Direct Memory Access - DMA

<< Nested Interrupts, Interrupt Mask, DMA

Semiconductor Memory vs Hard Disk, Mechanical Delays and Flash Memory >>

Advanced Computer Architecture-CS501

________________________________________________________

Advanced Computer Architecture

Lecture No. 31

Reading Material

Vincent P. Heuring & Harry F. Jordan

Chapter 8

Computer Systems Design and Architecture

8.4

Summary

Direct Memory Access (DMA):

Direct Memory Access (DMA):

Introduction

Direct Memory Access is a technique which allows a peripheral to read from and/or write

to memory without intervention by the CPU. It is a simple form of bus mastering where

the I/O device is set up by the CPU to transfer one or more contiguous blocks of memory.

After the transfer is complete, the I/O device gives control back to the CPU.

The following DMA transfer combinations are possible:

· Memory to memory

· Memory to peripheral

· Peripheral to memory

· Peripheral to peripheral

The DMA approach is to "turn off" (i.e., tri-state and electrically disconnect from the

system buses) the CPU and let a peripheral device (or memory - another module or

another block of the same module) communicate directly with the memory (or another

peripheral).

ADVANTAGE: Higher transfer rates (approaching that of the memory) can be achieved.

DISADVANTAGE: A DMA Controller, or a DMAC, is needed, making the system

complex and expensive.

Generally, DMA requests have priority over all other bus activities, including interrupts.

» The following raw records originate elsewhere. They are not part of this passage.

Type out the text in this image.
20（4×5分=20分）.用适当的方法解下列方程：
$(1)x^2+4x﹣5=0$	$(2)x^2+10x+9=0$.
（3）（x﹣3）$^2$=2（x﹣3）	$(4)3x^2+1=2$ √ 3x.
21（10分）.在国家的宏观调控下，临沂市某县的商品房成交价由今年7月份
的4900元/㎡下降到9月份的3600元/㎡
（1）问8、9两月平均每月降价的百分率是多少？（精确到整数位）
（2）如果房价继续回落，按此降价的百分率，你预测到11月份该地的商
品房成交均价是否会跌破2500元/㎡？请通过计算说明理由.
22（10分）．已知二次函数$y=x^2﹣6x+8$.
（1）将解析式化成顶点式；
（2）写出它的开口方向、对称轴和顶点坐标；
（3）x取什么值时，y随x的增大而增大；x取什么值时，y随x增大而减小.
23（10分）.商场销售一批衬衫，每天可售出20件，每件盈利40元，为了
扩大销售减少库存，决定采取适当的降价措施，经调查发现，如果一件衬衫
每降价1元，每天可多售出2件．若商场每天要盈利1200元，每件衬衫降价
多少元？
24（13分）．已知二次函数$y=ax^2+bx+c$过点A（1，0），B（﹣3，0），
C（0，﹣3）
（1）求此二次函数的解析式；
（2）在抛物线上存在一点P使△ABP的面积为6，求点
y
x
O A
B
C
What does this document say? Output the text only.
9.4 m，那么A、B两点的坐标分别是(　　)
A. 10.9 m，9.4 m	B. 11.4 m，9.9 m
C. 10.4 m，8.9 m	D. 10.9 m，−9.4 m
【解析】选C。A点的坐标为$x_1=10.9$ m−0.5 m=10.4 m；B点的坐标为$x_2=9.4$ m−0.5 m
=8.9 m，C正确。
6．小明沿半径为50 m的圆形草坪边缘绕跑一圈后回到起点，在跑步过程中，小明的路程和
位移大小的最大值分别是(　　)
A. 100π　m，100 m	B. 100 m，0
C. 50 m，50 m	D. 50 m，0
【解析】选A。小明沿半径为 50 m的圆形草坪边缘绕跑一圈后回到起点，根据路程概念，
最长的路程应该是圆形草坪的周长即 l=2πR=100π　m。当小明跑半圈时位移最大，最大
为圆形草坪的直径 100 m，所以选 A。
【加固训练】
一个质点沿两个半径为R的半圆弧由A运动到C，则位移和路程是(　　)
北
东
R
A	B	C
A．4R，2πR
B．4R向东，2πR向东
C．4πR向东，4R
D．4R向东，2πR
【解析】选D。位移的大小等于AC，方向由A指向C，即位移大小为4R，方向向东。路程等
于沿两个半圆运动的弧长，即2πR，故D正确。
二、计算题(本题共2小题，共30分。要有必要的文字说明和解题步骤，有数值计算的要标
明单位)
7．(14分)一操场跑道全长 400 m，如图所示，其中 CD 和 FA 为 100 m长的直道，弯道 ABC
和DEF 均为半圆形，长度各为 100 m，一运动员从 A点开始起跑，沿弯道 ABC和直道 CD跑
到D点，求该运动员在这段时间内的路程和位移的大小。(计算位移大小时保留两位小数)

No interrupts may be recognized during a DMA cycle.

Reason for DMA:

The instruction load [2], [9] is illegal. The symbols [2] and [9] represent memory

locations. This transfer has to be done in two steps:

· load r1,[9]

· store r1,bx

Thus, it is not possible to transfer from one memory location to another without involving

the CPU. The same applies to transfer between memory and peripherals connected to I/O

ports. e.g., we cannot have out [6], datap. It has to be done in two steps:

Page 315

Last Modified: 01-Nov-06

Advanced Computer Architecture-CS501

________________________________________________________

· load r1,[6]

· out r1, datap

Similar comments apply to the in instruction.

Thus, the real cause of the limited transfer rate is the CPU itself. It acts as an

unnecessary "middleman". The above discussion also implies that, in general, every

data word travels over the system bus twice.

Some Definitions:

MASTER COMPONENT: A component connected to the system bus and

having control of it during a particular bus cycle.

SLAVE COMPONENT: A component connected to the system bus and with

which the master component can communicate during a particular bus cycle.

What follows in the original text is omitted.